WASHINGTON, April 2, 2025 – The wireless industry and Tribal governments are at odds over whether Tribes should be given a chance to apply for free spectrum licenses in an upcoming Federal Communications Commission auction.
The agency is set to sell off 200 licenses in the AWS-3 band sometime before June 2026, a move authorized by Congress to help pay for a reimbursement program for smaller providers swapping gear from blacklisted Chinese providers out of their networks.
In February the FCC asked for input on whether to include a Tribal priority window, in which tribes and Tribal ISPs could apply for the rights to deploy airwaves. Tribal lands are usually less economical to serve than denser areas and tend to lag behind the rest of the country in connectivity.
“A Tribal window would slow down the auction of this valuable spectrum, which has already been sitting in the Commission’s inventory unused for far too long,” CTIA, the major 5G trade group, wrote in a Monday filing with the agency.
A Tribal priority window “will raise less money” and “could ultimately drive down interest in the auction by injecting uncertainty around the license inventory and spectrum rights being offered,” CTIA added.
The National Congress of American Indians, which represents Tribal governments across the country, along with other Tribal organizations and consumer groups, called for the agency to adopt a Tribal priority window for the auction.

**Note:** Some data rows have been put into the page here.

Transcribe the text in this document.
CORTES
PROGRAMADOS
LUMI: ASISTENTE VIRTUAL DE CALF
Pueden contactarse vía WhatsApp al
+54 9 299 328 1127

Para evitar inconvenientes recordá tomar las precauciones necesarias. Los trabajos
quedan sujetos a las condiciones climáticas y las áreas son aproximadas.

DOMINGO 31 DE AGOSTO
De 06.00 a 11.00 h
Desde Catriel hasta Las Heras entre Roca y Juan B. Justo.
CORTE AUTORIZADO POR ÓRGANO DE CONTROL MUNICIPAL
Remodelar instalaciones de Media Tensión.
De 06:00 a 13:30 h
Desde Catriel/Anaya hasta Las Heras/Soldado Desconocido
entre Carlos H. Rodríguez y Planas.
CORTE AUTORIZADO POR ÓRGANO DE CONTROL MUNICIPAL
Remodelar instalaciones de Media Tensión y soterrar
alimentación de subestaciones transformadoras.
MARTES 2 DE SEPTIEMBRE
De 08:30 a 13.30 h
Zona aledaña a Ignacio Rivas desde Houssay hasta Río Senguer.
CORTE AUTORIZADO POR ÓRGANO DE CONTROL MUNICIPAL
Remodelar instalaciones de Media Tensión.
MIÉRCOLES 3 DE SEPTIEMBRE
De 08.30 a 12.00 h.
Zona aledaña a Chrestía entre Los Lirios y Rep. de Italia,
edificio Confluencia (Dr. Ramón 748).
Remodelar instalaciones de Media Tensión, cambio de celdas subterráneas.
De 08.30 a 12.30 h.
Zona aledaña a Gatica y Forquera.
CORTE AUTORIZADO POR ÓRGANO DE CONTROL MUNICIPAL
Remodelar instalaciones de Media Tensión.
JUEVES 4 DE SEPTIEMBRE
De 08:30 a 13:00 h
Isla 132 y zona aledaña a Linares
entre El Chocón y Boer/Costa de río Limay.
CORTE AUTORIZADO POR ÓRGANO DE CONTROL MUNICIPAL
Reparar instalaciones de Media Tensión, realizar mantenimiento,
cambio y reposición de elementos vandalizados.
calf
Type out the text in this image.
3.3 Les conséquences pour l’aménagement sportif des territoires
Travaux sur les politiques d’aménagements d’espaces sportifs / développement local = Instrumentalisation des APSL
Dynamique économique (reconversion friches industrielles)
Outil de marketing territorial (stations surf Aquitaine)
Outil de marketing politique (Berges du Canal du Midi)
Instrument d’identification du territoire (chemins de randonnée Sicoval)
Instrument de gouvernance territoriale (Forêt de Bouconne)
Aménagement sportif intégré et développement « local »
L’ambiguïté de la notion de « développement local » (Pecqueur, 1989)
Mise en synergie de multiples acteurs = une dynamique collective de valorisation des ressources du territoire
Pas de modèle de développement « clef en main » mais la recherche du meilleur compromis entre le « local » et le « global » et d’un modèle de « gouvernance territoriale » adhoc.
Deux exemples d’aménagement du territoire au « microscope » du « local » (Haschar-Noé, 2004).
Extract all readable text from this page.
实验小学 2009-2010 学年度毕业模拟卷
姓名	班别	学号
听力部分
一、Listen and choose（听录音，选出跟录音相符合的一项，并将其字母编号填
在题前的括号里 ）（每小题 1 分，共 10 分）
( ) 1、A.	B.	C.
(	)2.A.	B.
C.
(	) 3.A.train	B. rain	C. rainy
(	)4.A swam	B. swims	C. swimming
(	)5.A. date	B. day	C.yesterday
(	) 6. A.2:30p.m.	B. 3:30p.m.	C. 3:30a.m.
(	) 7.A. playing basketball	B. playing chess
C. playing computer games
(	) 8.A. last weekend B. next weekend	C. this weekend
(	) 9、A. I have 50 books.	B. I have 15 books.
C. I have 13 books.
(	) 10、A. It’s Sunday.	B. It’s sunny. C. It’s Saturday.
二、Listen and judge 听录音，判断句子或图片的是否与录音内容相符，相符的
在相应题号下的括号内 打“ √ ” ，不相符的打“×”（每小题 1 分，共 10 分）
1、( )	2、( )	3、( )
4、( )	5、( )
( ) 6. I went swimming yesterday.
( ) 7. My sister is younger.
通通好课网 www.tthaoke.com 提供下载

“Indeed, given that carriers have historically displayed little or no interest in serving Tribal lands, the removal of Tribal lands from the area of service may even improve the value of the remainder of the licenses,” the groups wrote.
They pointed to the six-month Tribal window in the 2.5 GHz auction in 2020, which they said was successful in connecting historically unserved Tribal lands. More than 360 Tribal governments secured the rights to use airwaves in the band, according to FCC data. The window was administered under former FCC Chairman Ajit Pai, who now serves as CEO of CTIA.
The groups cited an Institute for Local Self-Reliance analysis that found at least 176 Tribal areas would overlap with soon-to-be auctioned AWS-3 license areas.
The Navajo Nation said in a separate filing that it had entered into leases with two carriers to deploy its 2.5 GHz spectrum, and estimated the network now covers nearly 80 percent of its population. The tribe said that while AWS-3 offered more modest bandwidth than 2.5 GHz, the extra spectrum would still expand the areas within its borders where remote work, school, and healthcare would be possible.
The 2.5 GHz spectrum “is quickly becoming a vital asset in the Navajo Nation’s goal of closing the digital divide,” the tribe wrote. “The AWS-3 spectrum shows similar promise for wireless broadband services on the Navajo Nation.”
Tribes and the carriers also disagreed on whether a Tribal window was legal, with CTIA arguing the law allowing the AWS-3 auction and even the Communications Act don’t give the agency discretion to allow Tribes first dibs ahead of an auction. The Tribal and consumer groups argued the move was within bounds of the FCC’s authority to administer auctions as it sees fit.